Depuis ce lundi 9 mars 2026, l’hôpital El-Maarouf, cœur battant de la santé publique à Moroni, tourne au ralenti : les personnels contractuels ont déclenché la grève. Un mouvement qui n’a rien d’un caprice syndical de salon. Quand ceux qui tiennent les services à bout de bras s’arrêtent, c’est tout le pays qui retient son souffle et, au passage, les patients qui attendent une consultation ou un acte programmé.

Derrière la colère, un chiffre qui claque comme une gifle : 57 500 francs comoriens en moyenne (116 €) pour les contractuels, contre 100 000 KMF (202 €) pour les titulaires. Presque du simple au double, pour « les mêmes boulots », martèlent-ils, cités par RFI : « On ne peut pas être dans un même hôpital, faire les mêmes boulots et avoir un salaire différent ». Les grévistes insistent aussi, auprès de comoresinfos.net, sur un point que beaucoup feignent d’oublier : « vivre aux Comores n’est pas nécessairement bon marché », car alimentation, matériel médical et médicaments s’achètent souvent au prix fort de l’importation.

Quand l’État paye au rabais, l’hôpital encaisse le choc

Ce qui se joue, c’est plus qu’une fiche de paie : c’est la dignité d’une génération de soignants, souvent formés à l’étranger (Madagascar, Sénégal, Maroc, France) revenus « pour servir leur pays ». Sauf qu’entre contrats précaires, absence de protection sociale et retraite en pointillés, l’avenir ressemble à une salle d’attente sans fin. Et le pire, c’est que le monde, lui, les appelle : Europe, Golfe… Là où l’on ne les applaudit pas seulement, on les paie, on les couvre, on les respecte.

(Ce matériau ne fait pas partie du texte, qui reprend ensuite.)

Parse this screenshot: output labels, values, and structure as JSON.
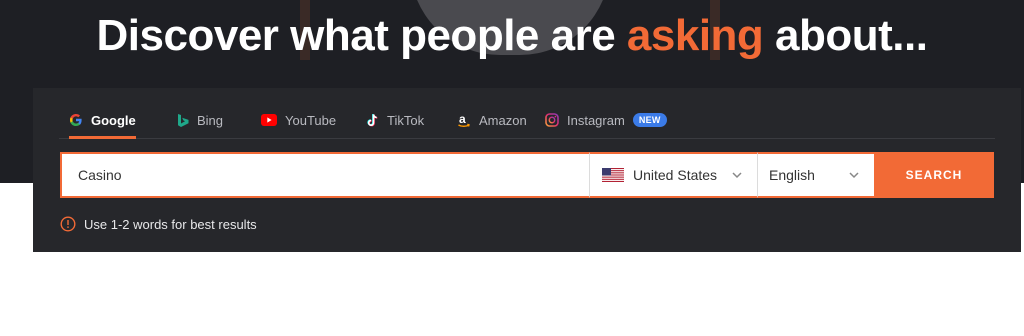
{
  "headline": {
    "part1": "Discover what people are ",
    "accent": "asking",
    "part2": " about..."
  },
  "tabs": [
    {
      "label": "Google",
      "icon": "google-icon",
      "active": true
    },
    {
      "label": "Bing",
      "icon": "bing-icon",
      "active": false
    },
    {
      "label": "YouTube",
      "icon": "youtube-icon",
      "active": false
    },
    {
      "label": "TikTok",
      "icon": "tiktok-icon",
      "active": false
    },
    {
      "label": "Amazon",
      "icon": "amazon-icon",
      "active": false
    },
    {
      "label": "Instagram",
      "icon": "instagram-icon",
      "active": false,
      "badge": "NEW"
    }
  ],
  "search": {
    "value": "Casino",
    "button_label": "SEARCH"
  },
  "country": {
    "label": "United States",
    "flag": "us-flag-icon"
  },
  "language": {
    "label": "English"
  },
  "hint": "Use 1-2 words for best results",
  "colors": {
    "accent": "#f26a36",
    "panel": "#26272b",
    "hero_bg": "#1e1f24",
    "badge": "#3b7be8"
  }
}
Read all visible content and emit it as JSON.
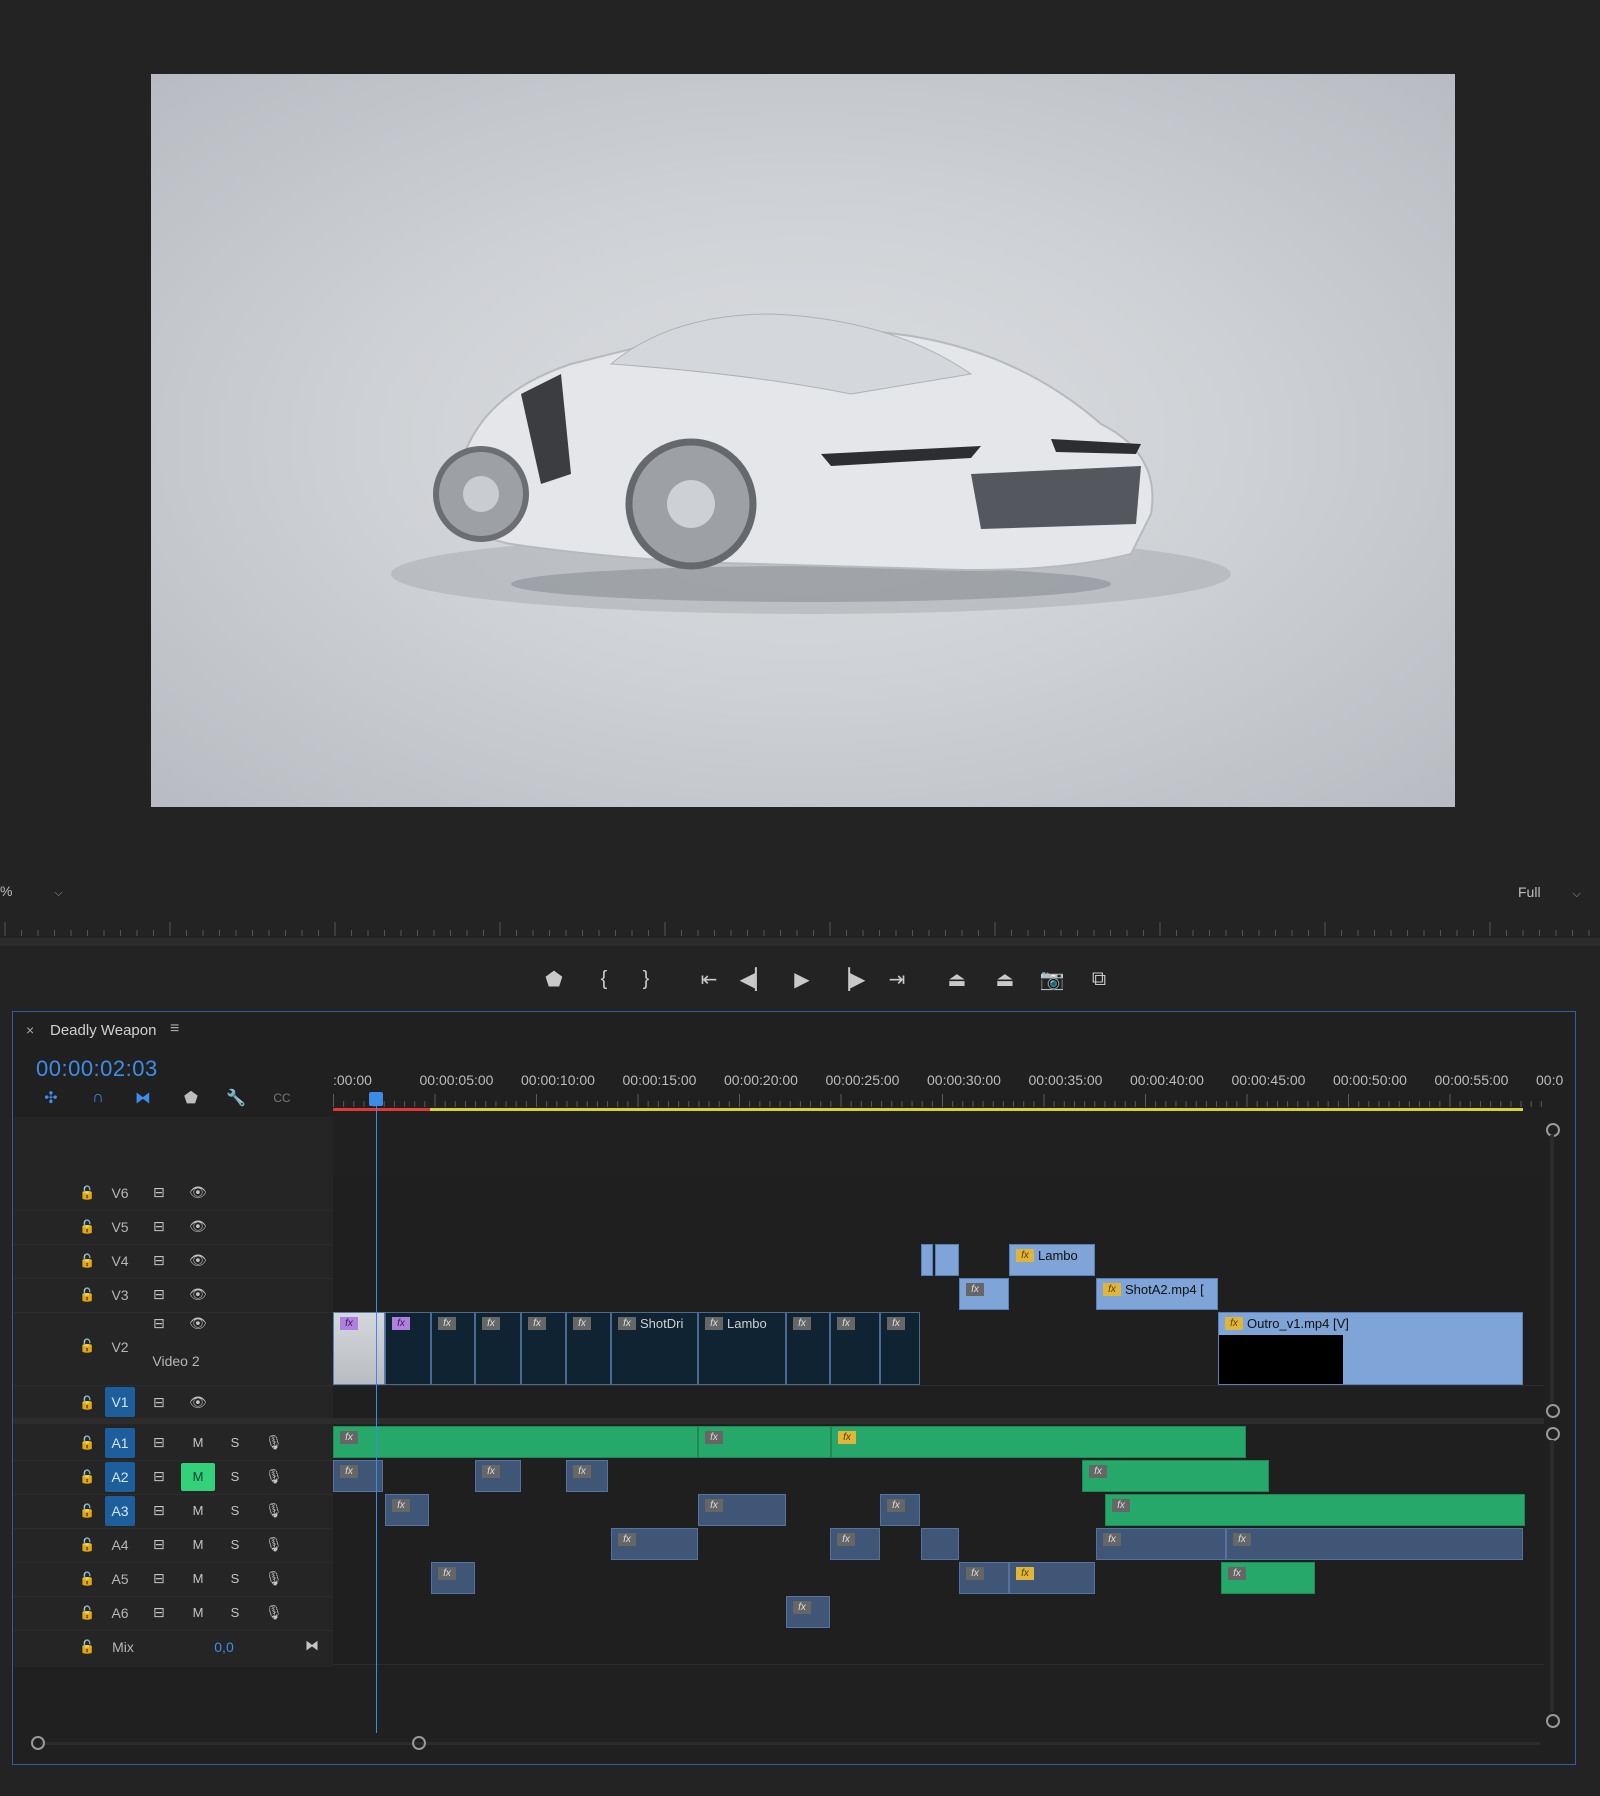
{
  "monitor": {
    "zoom_label": "%",
    "quality_label": "Full",
    "transport": [
      {
        "name": "add-marker-button",
        "glyph": "⬟"
      },
      {
        "name": "mark-in-button",
        "glyph": "{"
      },
      {
        "name": "mark-out-button",
        "glyph": "}"
      },
      {
        "name": "go-to-in-button",
        "glyph": "⇤"
      },
      {
        "name": "step-back-button",
        "glyph": "◀▏"
      },
      {
        "name": "play-button",
        "glyph": "▶"
      },
      {
        "name": "step-forward-button",
        "glyph": "▕▶"
      },
      {
        "name": "go-to-out-button",
        "glyph": "⇥"
      },
      {
        "name": "lift-button",
        "glyph": "⏏"
      },
      {
        "name": "extract-button",
        "glyph": "⏏"
      },
      {
        "name": "export-frame-button",
        "glyph": "📷"
      },
      {
        "name": "comparison-view-button",
        "glyph": "⧉"
      }
    ]
  },
  "timeline": {
    "close_glyph": "×",
    "sequence_name": "Deadly Weapon",
    "menu_glyph": "≡",
    "timecode": "00:00:02:03",
    "ruler": [
      ":00:00",
      "00:00:05:00",
      "00:00:10:00",
      "00:00:15:00",
      "00:00:20:00",
      "00:00:25:00",
      "00:00:30:00",
      "00:00:35:00",
      "00:00:40:00",
      "00:00:45:00",
      "00:00:50:00",
      "00:00:55:00",
      "00:0"
    ],
    "video_tracks": [
      {
        "id": "V6",
        "label": "V6"
      },
      {
        "id": "V5",
        "label": "V5"
      },
      {
        "id": "V4",
        "label": "V4"
      },
      {
        "id": "V3",
        "label": "V3"
      },
      {
        "id": "V2",
        "label": "V2",
        "name": "Video 2"
      },
      {
        "id": "V1",
        "label": "V1"
      }
    ],
    "audio_tracks": [
      {
        "id": "A1",
        "label": "A1",
        "m": "M",
        "s": "S"
      },
      {
        "id": "A2",
        "label": "A2",
        "m": "M",
        "s": "S"
      },
      {
        "id": "A3",
        "label": "A3",
        "m": "M",
        "s": "S"
      },
      {
        "id": "A4",
        "label": "A4",
        "m": "M",
        "s": "S"
      },
      {
        "id": "A5",
        "label": "A5",
        "m": "M",
        "s": "S"
      },
      {
        "id": "A6",
        "label": "A6",
        "m": "M",
        "s": "S"
      }
    ],
    "mix": {
      "label": "Mix",
      "value": "0,0"
    },
    "clips": {
      "v4_lambo": "Lambo",
      "v3_shota2": "ShotA2.mp4 [",
      "v2_shotdri": "ShotDri",
      "v2_lambo": "Lambo",
      "v2_outro": "Outro_v1.mp4 [V]"
    },
    "fx_label": "fx"
  },
  "colors": {
    "accent": "#3d8ee8",
    "audio_clip": "#26a86a",
    "video_clip": "#7ea4d8",
    "mute_on": "#33d17a"
  }
}
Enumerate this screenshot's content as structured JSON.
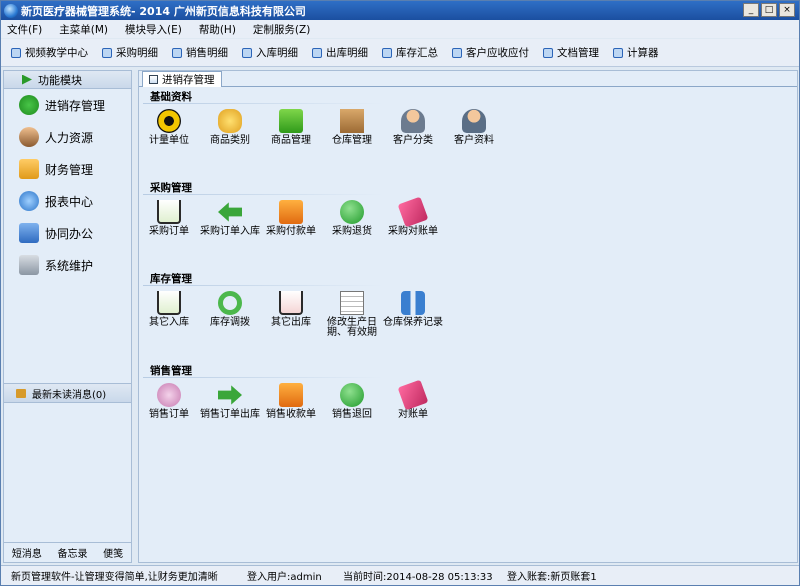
{
  "window": {
    "title": "新页医疗器械管理系统- 2014 广州新页信息科技有限公司",
    "min": "_",
    "max": "□",
    "close": "×"
  },
  "menu": [
    "文件(F)",
    "主菜单(M)",
    "模块导入(E)",
    "帮助(H)",
    "定制服务(Z)"
  ],
  "toolbar": [
    "视频教学中心",
    "采购明细",
    "销售明细",
    "入库明细",
    "出库明细",
    "库存汇总",
    "客户应收应付",
    "文档管理",
    "计算器"
  ],
  "sidebar": {
    "header": "功能模块",
    "items": [
      "进销存管理",
      "人力资源",
      "财务管理",
      "报表中心",
      "协同办公",
      "系统维护"
    ],
    "messages": "最新未读消息(0)",
    "bottom": [
      "短消息",
      "备忘录",
      "便笺"
    ]
  },
  "tab": "进销存管理",
  "sections": [
    {
      "title": "基础资料",
      "items": [
        "计量单位",
        "商品类别",
        "商品管理",
        "仓库管理",
        "客户分类",
        "客户资料"
      ]
    },
    {
      "title": "采购管理",
      "items": [
        "采购订单",
        "采购订单入库",
        "采购付款单",
        "采购退货",
        "采购对账单"
      ]
    },
    {
      "title": "库存管理",
      "items": [
        "其它入库",
        "库存调拨",
        "其它出库",
        "修改生产日期、有效期",
        "仓库保养记录"
      ]
    },
    {
      "title": "销售管理",
      "items": [
        "销售订单",
        "销售订单出库",
        "销售收款单",
        "销售退回",
        "对账单"
      ]
    }
  ],
  "icon_names": {
    "sidebar": [
      "check-icon",
      "people-icon",
      "folder-icon",
      "refresh-icon",
      "calendar-icon",
      "lock-icon"
    ],
    "basic": [
      "radiation-icon",
      "gears-icon",
      "shopping-bag-icon",
      "box-icon",
      "users-icon",
      "user-icon"
    ],
    "purchase": [
      "cart-add-icon",
      "arrow-left-icon",
      "rss-pay-icon",
      "green-circle-icon",
      "eraser-icon"
    ],
    "stock": [
      "cart-add-icon",
      "recycle-icon",
      "cart-remove-icon",
      "table-icon",
      "bars-icon"
    ],
    "sales": [
      "discount-icon",
      "arrow-right-icon",
      "rss-add-icon",
      "green-circle-icon",
      "eraser-icon"
    ]
  },
  "status": {
    "slogan": "新页管理软件-让管理变得简单,让财务更加清晰",
    "user": "登入用户:admin",
    "time": "当前时间:2014-08-28 05:13:33",
    "account": "登入账套:新页账套1"
  },
  "colors": {
    "title_bar": "#1b4fa0",
    "panel_bg": "#e3edf8",
    "accent_green": "#2a9a2a"
  }
}
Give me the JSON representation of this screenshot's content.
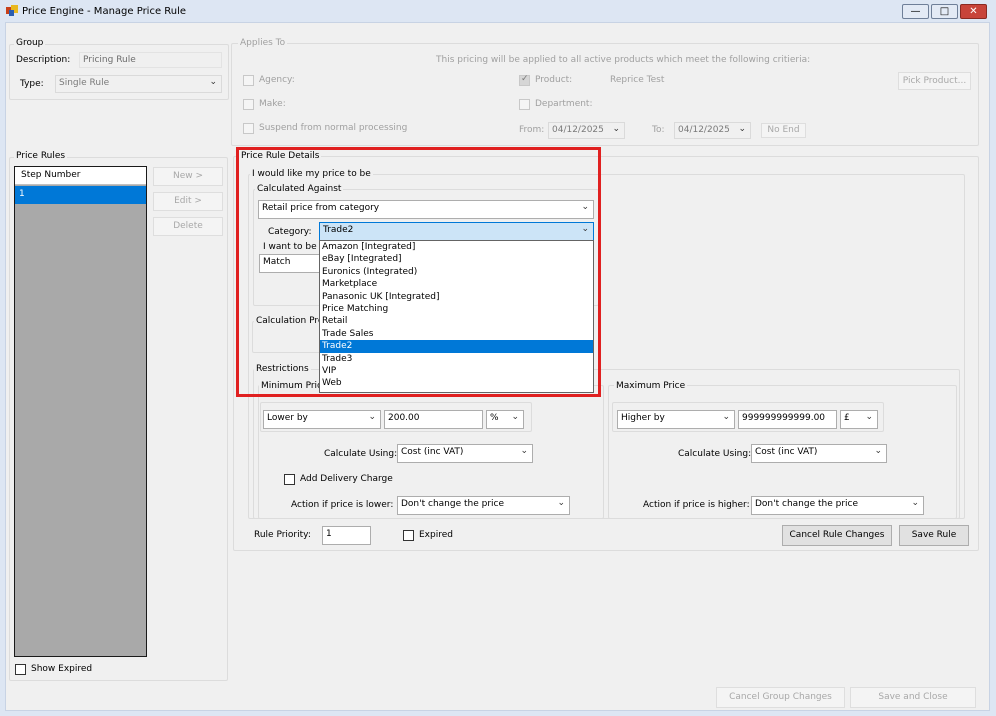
{
  "window": {
    "title": "Price Engine - Manage Price Rule"
  },
  "group": {
    "title": "Group",
    "description_label": "Description:",
    "description_value": "Pricing Rule",
    "type_label": "Type:",
    "type_value": "Single Rule"
  },
  "applies_to": {
    "title": "Applies To",
    "note": "This pricing will be applied to all active products which meet the following critieria:",
    "agency_label": "Agency:",
    "make_label": "Make:",
    "suspend_label": "Suspend from normal processing",
    "product_label": "Product:",
    "product_value": "Reprice Test",
    "department_label": "Department:",
    "pick_product_button": "Pick Product...",
    "from_label": "From:",
    "from_value": "04/12/2025",
    "to_label": "To:",
    "to_value": "04/12/2025",
    "no_end_button": "No End"
  },
  "price_rules": {
    "title": "Price Rules",
    "column_header": "Step Number",
    "rows": [
      "1"
    ],
    "new_button": "New >",
    "edit_button": "Edit >",
    "delete_button": "Delete",
    "show_expired_label": "Show Expired"
  },
  "details": {
    "title": "Price Rule Details",
    "sub_title": "I would like my price to be",
    "calculated_against_title": "Calculated Against",
    "calculated_against_value": "Retail price from category",
    "category_label": "Category:",
    "category_value": "Trade2",
    "category_options": [
      "Amazon [Integrated]",
      "eBay [Integrated]",
      "Euronics (Integrated)",
      "Marketplace",
      "Panasonic UK [Integrated]",
      "Price Matching",
      "Retail",
      "Trade Sales",
      "Trade2",
      "Trade3",
      "VIP",
      "Web"
    ],
    "selected_option_index": 8,
    "i_want_to_be_label": "I want to be",
    "match_value": "Match",
    "calculation_prefix": "Calculation Pre",
    "restrictions_title": "Restrictions",
    "minimum_price_title": "Minimum Price",
    "maximum_price_title": "Maximum Price",
    "min_mode": "Lower by",
    "min_amount": "200.00",
    "min_unit": "%",
    "max_mode": "Higher by",
    "max_amount": "999999999999.00",
    "max_unit": "£",
    "calculate_using_label": "Calculate Using:",
    "min_calculate_using": "Cost (inc VAT)",
    "max_calculate_using": "Cost (inc VAT)",
    "add_delivery_charge_label": "Add Delivery Charge",
    "action_lower_label": "Action if price is lower:",
    "action_higher_label": "Action if price is higher:",
    "min_action": "Don't change the price",
    "max_action": "Don't change the price",
    "rule_priority_label": "Rule Priority:",
    "rule_priority_value": "1",
    "expired_label": "Expired",
    "cancel_rule_button": "Cancel Rule Changes",
    "save_rule_button": "Save Rule"
  },
  "footer": {
    "cancel_group_button": "Cancel Group Changes",
    "save_close_button": "Save and Close"
  },
  "colors": {
    "highlight": "#e02020",
    "selection": "#0078d7",
    "list_bg": "#a9a9a9"
  }
}
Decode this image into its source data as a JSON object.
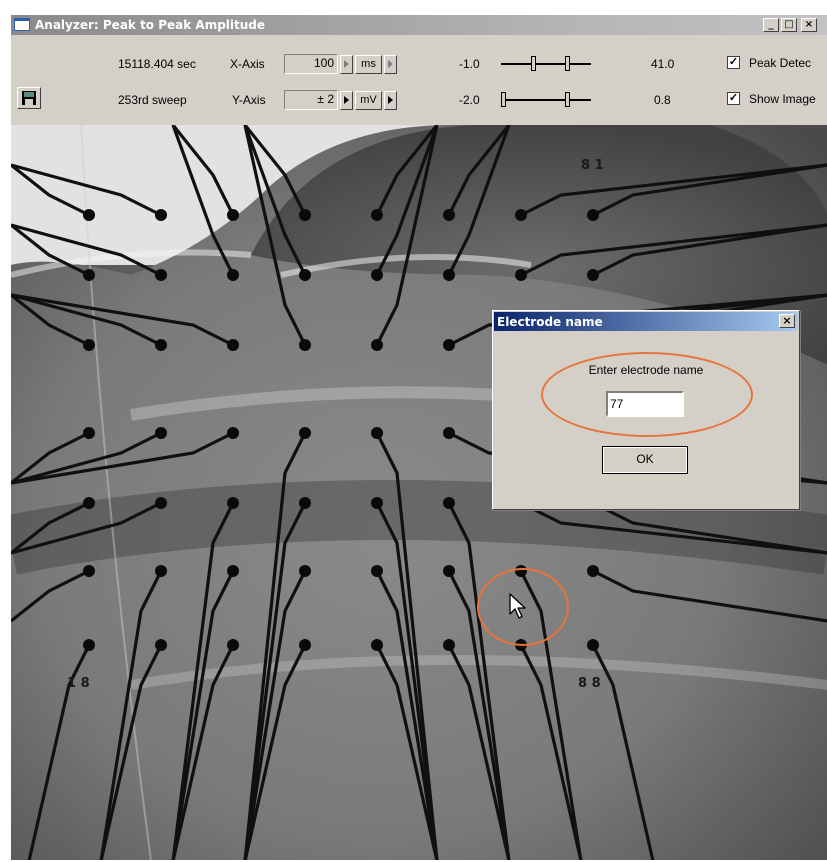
{
  "window": {
    "title": "Analyzer: Peak to Peak Amplitude",
    "minimize_glyph": "_",
    "maximize_glyph": "□",
    "close_glyph": "×"
  },
  "toolbar": {
    "time_text": "15118.404 sec",
    "sweep_text": "253rd sweep",
    "x_axis_label": "X-Axis",
    "x_axis_value": "100",
    "x_axis_unit": "ms",
    "y_axis_label": "Y-Axis",
    "y_axis_value": "± 2",
    "y_axis_unit": "mV",
    "slider1_min": "-1.0",
    "slider1_max": "41.0",
    "slider2_min": "-2.0",
    "slider2_max": "0.8",
    "peak_detect_label": "Peak Detec",
    "show_image_label": "Show Image",
    "peak_detect_checked": true,
    "show_image_checked": true
  },
  "image_labels": {
    "label_81": "8 1",
    "label_18": "1 8",
    "label_88": "8 8"
  },
  "dialog": {
    "title": "Electrode name",
    "close_glyph": "×",
    "prompt": "Enter electrode name",
    "input_value": "77",
    "ok_label": "OK"
  },
  "colors": {
    "highlight": "#e8743b",
    "dialog_title_start": "#0a246a",
    "dialog_title_end": "#a6caf0"
  },
  "icons": {
    "save": "floppy-disk-icon",
    "cursor": "mouse-pointer-icon"
  }
}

El-Maarouf n’en est pas à sa première alerte : sous-effectifs, statuts bricolés, tensions récurrentes, approvisionnements fragiles… À force de rafistoler, on finit par déchirer. Et pendant que Moroni s’empêtre dans ses équilibres budgétaires, les conséquences risquent de déborder : consultations décalées, interventions reportées, service minimum sous pression, et cette question qui revient comme un boomerang dans l’océan Indien, les évacuations sanitaires, avec en ligne de mire Mayotte et La Réunion, déjà saturées et trop souvent contraintes de compenser les défaillances voisines.

On attend maintenant la réponse du gouvernement comorien : négociation sérieuse ou promesses en papier mâché ? Construire des murs ne suffit pas, préviennent les grévistes : il faut « des salaires décents », des carrières, des moyens, de la stabilité pour retenir les talents. Tout le monde le sait, mais peu osent le dire : un État qui traite ses soignants comme une variable d’ajustement prépare, tôt ou tard, une crise sanitaire grandeur nature.